Usually, as I’m sure regular readers have noticed, I’m not one to enjoy clichés, but this show just does them so well. Watching someone fight demons in bombastic, well-choreographed battles, with actual strategy is just entertaining. A show can be all fighting, all combat, if the story is being conveyed through that fighting.
Demon Slayer knows this and uses its premise to show, not tell. By the first ten minutes you already understand how the character is, what sort of man he is, and even sets up some minor plot bits that might come up later (he’s paid for something and never spends all of it).
But, all that said, there is one thing unique I can touch on before I go: the animation. This show does a strange dance of CGI animation and normal anime animation and uses hyper-stylized effects for action moments.
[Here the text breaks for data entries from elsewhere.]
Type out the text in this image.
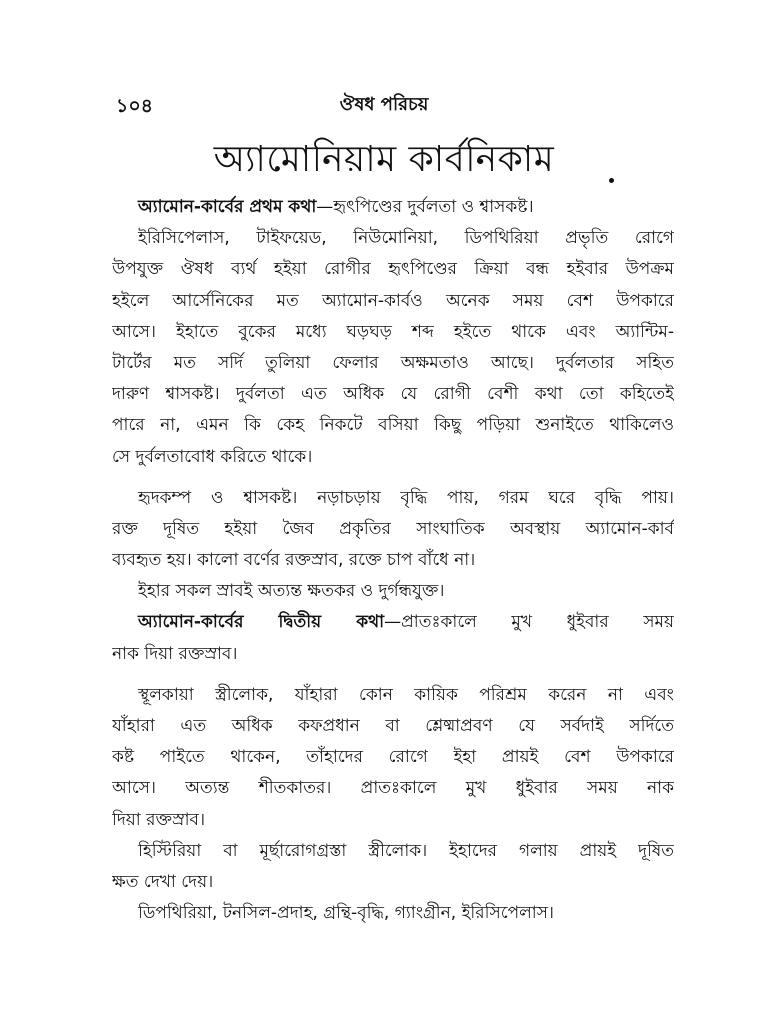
১০৪	ঔষধ পরিচয়
অ্যামোনিয়াম কার্বনিকাম
অ্যামোন-কার্বের প্রথম কথা—হৃৎপিণ্ডের দুর্বলতা ও শ্বাসকষ্ট।
ইরিসিপেলাস, টাইফয়েড, নিউমোনিয়া, ডিপথিরিয়া প্রভৃতি রোগে
উপযুক্ত ঔষধ ব্যর্থ হইয়া রোগীর হৃৎপিণ্ডের ক্রিয়া বন্ধ হইবার উপক্রম
হইলে আর্সেনিকের মত অ্যামোন-কার্বও অনেক সময় বেশ উপকারে
আসে। ইহাতে বুকের মধ্যে ঘড়ঘড় শব্দ হইতে থাকে এবং অ্যান্টিম-
টার্টের মত সর্দি তুলিয়া ফেলার অক্ষমতাও আছে। দুর্বলতার সহিত
দারুণ শ্বাসকষ্ট। দুর্বলতা এত অধিক যে রোগী বেশী কথা তো কহিতেই
পারে না, এমন কি কেহ নিকটে বসিয়া কিছু পড়িয়া শুনাইতে থাকিলেও
সে দুর্বলতাবোধ করিতে থাকে।
হৃদকম্প ও শ্বাসকষ্ট। নড়াচড়ায় বৃদ্ধি পায়, গরম ঘরে বৃদ্ধি পায়।
রক্ত দূষিত হইয়া জৈব প্রকৃতির সাংঘাতিক অবস্থায় অ্যামোন-কার্ব
ব্যবহৃত হয়। কালো বর্ণের রক্তস্রাব, রক্তে চাপ বাঁধে না।
ইহার সকল স্রাবই অত্যন্ত ক্ষতকর ও দুর্গন্ধযুক্ত।
অ্যামোন-কার্বের দ্বিতীয় কথা—প্রাতঃকালে মুখ ধুইবার সময়
নাক দিয়া রক্তস্রাব।
স্থূলকায়া স্ত্রীলোক, যাঁহারা কোন কায়িক পরিশ্রম করেন না এবং
যাঁহারা এত অধিক কফপ্রধান বা শ্লেষ্মাপ্রবণ যে সর্বদাই সর্দিতে
কষ্ট পাইতে থাকেন, তাঁহাদের রোগে ইহা প্রায়ই বেশ উপকারে
আসে। অত্যন্ত শীতকাতর। প্রাতঃকালে মুখ ধুইবার সময় নাক
দিয়া রক্তস্রাব।
হিস্টিরিয়া বা মূর্ছারোগগ্রস্তা স্ত্রীলোক। ইহাদের গলায় প্রায়ই দূষিত
ক্ষত দেখা দেয়।
ডিপথিরিয়া, টনসিল-প্রদাহ, গ্রন্থি-বৃদ্ধি, গ্যাংগ্রীন, ইরিসিপেলাস।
It looks goofy when people are simply walking around, as they’re like old video game characters, but during the battle moments there’s such a fluidity to motion, yet a sense of real impact, that it’s mesmerizing to see.
The art style of this show helps, too. There’s a distinct aesthetic to how everything looks, from outfits to monsters, that makes it feel cohesive to the world and feels real for the time period—even if it’s likely not. Funny enough, the only thing that breaks the illusion isn’t visual, it’s the dialogue. Characters say modern-day slang terms, especially the demons, that just feel weird. It does make the demons even more separated from the often stoic but compassionate human characters—but it is worth noting as perhaps the only major blemish on a truly good show.
If you liked Naruto, Bleach, One Piece, anything like that as a child, then this might be your jam. It recreates that nostalgia, even in a cynical anime fan like me.
Demon Slayer is a show, that, if you can stomach some honestly intense gore, I can’t recommend highly enough from the first few episodes.